Sure enough, Hopkins’s gropers discerned “in her mouth a suspicitious marke and under her arme she hath a dugge or Teat, And upon her shoulder a wart, and upon her necke another wart … all these were insensible when they were prickt.” With this sort of slam-dunk evidence, the jurymen could hardly do otherwise than agree that Hopkins “hath felonously and wickedly consulted and covenanted with the Devil & him hath suckled and fedd contrary to nature & the law of God and man, as doth appeare by markes & signes upon her body.” (The full trial records can be perused here)

It’s not absolutely certain that Jane Hopkins was the last person executed in Bermuda for witchcraft. There were several additional witch prosecutions to follow in the 17th century: some ended in acquittal, others in conviction. There was even at least one more death sentence, but that hanging was stayed and the final disposition of the case is unknown.

* Governor Josiah Forster’s legacy for the isles — other than hanging witches — was the “Forster Chair” made in his honor.
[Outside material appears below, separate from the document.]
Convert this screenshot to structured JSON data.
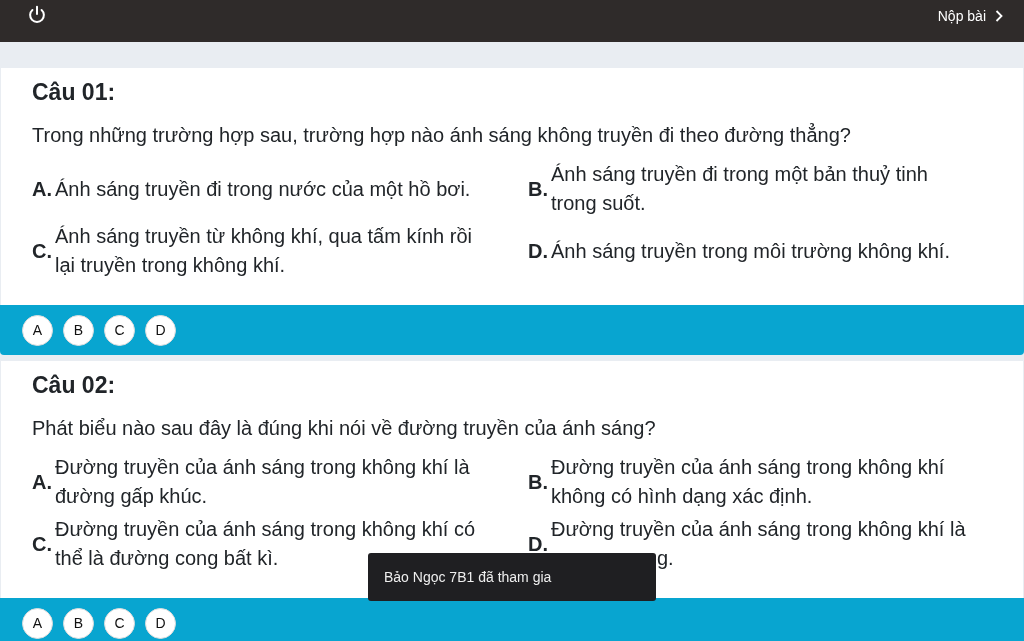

** Not the same ship as the Mayflower of Plymouth Colony fame.

On this day..

3 thoughts on “1655: Jane Hopkins, Bermuda’s last known witch execution

  1. From Wikipedia, the free encyclopedia

    Sarah Bassett or more commonly Sally Bassett (died 21 June 1730) was a mulatto slave in the British colony Bermuda in the North Atlantic. She was judged guilty to the attempted murder of several persons by poisoning and executed by burning. The trial against her has some times been referred to as a witch trial. She is associated with a local flower, the Bermudiana.
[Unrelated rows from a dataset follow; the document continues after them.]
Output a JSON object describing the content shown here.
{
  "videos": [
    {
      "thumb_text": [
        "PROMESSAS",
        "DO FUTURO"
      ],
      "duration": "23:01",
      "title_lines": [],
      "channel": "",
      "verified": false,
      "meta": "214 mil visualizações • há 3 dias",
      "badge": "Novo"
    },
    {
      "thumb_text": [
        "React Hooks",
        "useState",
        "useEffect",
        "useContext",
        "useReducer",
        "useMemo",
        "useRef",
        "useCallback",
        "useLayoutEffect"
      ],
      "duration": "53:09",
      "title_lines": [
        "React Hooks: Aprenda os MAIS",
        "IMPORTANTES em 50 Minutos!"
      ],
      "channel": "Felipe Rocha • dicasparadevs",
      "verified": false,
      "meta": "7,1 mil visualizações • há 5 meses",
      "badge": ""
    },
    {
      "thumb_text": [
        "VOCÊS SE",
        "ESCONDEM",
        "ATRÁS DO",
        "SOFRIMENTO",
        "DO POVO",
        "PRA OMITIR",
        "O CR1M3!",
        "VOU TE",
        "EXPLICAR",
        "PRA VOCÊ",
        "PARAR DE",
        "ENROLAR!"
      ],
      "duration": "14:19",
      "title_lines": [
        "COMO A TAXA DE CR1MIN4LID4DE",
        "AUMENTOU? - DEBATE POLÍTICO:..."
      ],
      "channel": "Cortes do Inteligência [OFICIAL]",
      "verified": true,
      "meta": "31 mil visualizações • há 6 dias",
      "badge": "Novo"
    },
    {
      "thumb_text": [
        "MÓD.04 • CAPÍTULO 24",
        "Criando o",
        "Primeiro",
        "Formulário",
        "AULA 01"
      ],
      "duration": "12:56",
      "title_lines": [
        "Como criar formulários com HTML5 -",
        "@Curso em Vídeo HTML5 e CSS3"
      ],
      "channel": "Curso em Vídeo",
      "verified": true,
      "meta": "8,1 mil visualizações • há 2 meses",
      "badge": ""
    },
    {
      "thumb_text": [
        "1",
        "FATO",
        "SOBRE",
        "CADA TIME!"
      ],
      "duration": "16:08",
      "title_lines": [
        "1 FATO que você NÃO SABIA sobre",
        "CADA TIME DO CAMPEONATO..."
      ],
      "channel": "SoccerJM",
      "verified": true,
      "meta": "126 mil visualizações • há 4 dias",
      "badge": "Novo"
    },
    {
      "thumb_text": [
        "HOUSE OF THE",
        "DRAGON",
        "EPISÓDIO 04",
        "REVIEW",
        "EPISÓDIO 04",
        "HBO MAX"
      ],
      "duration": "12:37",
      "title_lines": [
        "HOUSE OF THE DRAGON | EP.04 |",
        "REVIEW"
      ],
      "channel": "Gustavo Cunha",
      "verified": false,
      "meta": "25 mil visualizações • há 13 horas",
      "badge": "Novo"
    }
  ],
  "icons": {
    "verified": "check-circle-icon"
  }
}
    Sarah Bassett was a mulatto and had raised many grandchildren. In 1713 she had been judged guilty of killing livestock and had been whipped through the parish. Prior to 1727 she was owned by blacksmith Francis DIckinson of Pembroke Parish. In 1729, she had been valued as useless because of age. In 1730, Thomas Foster, his spouse Sarah Foster and a household slave, Nancey were taken ill. Nancey subsequently discovered some hidden poison; Bassett’s granddaughter Beck, also owned by the Fosters, testified that Sarah had made her give them the poison. Bassett denied the charges but was judged guilty of attempted murder 17 June 1730 and sentenced to be burned alive. The execution took place at Crow Lane by Hamilton Harbour. On her way there, she was to have said to the crowd: “No use you hurrying folks, there’ll be no ’til I get there!” When the remains of the stake was cleared, legend say that a purple flower (the “Bermudiana”, a New World iris of the genus Sisyrinchium) was found in her ashes; before her death Sarah had declared that there would be a sign that she was guiltless and today the flower blooms about Bermuda. The day of the execution was very hot, and since then, hot days are sometimes referred to in Bermuda as a “real Sally Bassett day”.[1] A historian at the University of the West Indies has suggested that news of poisoning inspired slave rebellions throughout the West Indies.[2]

  2. Who knows what they might have done to me! I’ve got a large-ish brown mole on my right knee, and also on my arm a weird red spot that, if you rub it, the color goes away, but then comes back after a few seconds. And I have a PET rat! If I were in Aruba in the 1650s I would be so doomed.